The best horses are trained and prepared for dangerous and unfamiliar situations BEFORE they go out on the trails. Every trail horse should be desensitized and familiar with running and barking dogs. So any time you have the chance to practice with a GOOD dog in a safe environment don't pass up the opportunity, but be careful and aware of any reactions by either the horse or dog to prevent accidental injuries to either animal.
"Canine man" Hector Hernandez, USPS Dog Trainer teaches dog bite prevention tactics. He makes it very clear: "Some dog bite prevention training is an all positive approach from an attacking dog. In some cases, the training places too much emphasis on the welfare of the attacking dog instead of the person. Some dogs will cause great bodily harm, even death, and you must protect yourself with the necessary force. Most encounters last only seconds, it is vital to convey to the dog, within the first few seconds, that you are not weak."
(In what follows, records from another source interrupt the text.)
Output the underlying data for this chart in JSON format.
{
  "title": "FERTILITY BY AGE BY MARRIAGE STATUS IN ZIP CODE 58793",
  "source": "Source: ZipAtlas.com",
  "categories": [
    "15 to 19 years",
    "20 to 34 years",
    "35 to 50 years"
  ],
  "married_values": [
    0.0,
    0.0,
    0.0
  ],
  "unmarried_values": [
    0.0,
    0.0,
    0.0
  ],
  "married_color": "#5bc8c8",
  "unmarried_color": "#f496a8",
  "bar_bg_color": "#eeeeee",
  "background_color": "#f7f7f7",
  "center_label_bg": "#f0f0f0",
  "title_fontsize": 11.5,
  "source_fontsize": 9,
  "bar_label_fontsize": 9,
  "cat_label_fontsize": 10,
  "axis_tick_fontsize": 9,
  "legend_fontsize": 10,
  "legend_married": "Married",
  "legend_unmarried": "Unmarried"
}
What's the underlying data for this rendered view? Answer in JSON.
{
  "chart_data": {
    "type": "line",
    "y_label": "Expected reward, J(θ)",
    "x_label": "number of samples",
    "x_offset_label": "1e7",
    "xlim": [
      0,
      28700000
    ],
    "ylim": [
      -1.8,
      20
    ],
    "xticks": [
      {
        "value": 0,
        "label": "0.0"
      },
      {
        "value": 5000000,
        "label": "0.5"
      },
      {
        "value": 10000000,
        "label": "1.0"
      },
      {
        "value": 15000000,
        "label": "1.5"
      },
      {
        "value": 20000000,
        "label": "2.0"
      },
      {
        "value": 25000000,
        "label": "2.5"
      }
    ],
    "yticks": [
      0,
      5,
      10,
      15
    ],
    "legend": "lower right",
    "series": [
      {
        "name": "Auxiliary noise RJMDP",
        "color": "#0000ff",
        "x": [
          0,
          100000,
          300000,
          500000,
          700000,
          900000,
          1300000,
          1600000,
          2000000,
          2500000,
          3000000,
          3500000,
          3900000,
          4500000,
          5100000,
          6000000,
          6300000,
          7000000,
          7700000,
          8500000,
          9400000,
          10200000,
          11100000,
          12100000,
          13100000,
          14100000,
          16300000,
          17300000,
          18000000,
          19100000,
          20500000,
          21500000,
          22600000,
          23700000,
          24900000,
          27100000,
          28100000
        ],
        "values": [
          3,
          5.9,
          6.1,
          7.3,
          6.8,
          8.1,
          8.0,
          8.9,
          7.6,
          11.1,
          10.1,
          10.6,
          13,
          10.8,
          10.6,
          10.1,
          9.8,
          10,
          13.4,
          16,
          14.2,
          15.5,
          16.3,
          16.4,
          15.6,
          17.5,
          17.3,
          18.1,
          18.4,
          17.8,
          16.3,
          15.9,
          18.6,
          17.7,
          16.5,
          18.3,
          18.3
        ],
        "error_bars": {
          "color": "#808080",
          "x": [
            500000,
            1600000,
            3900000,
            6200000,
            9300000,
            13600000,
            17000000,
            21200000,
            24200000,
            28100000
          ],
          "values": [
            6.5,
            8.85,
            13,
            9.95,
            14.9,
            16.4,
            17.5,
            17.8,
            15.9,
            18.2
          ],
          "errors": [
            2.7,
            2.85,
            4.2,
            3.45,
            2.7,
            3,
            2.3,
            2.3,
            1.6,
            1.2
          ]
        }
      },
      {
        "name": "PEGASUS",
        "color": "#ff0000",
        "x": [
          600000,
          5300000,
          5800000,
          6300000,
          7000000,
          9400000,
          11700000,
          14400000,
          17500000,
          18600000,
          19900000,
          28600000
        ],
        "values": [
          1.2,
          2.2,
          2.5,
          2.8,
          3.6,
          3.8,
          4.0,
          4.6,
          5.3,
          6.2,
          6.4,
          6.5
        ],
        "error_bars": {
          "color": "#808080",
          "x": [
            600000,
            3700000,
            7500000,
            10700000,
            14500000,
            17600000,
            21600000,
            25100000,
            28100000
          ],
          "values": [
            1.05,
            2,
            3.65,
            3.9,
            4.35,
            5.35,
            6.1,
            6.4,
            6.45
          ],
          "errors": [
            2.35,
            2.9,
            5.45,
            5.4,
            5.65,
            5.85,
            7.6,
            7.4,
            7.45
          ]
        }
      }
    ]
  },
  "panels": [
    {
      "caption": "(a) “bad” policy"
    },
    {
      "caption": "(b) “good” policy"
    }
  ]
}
Ensure the safety of your horse and yourself. After taking a moment to assess the situation, if possible and safe, distance yourself from the
dog. If the dog is aggressive and approaching the horse, remain calm and keep the horse pointed toward the barking dog; most, being a bit of a coward when approached, will stop, back up, and hopefully retreat, however, this tactic is trained and must be practiced with caution! If the horse can’t escape from the threat, they very likely will attempt to defend themselves with their hooves, which may have steel shoes attached. If a dog receives a powerful kick, they could be seriously injured, or killed. Some people carry pepper spray, but it would be better to only use it AFTER dismounting if it is safe to do so, since you could accidentally spray your horse or yourself in the chaos, and the hissing sound of the can could potentially spook your horse even more.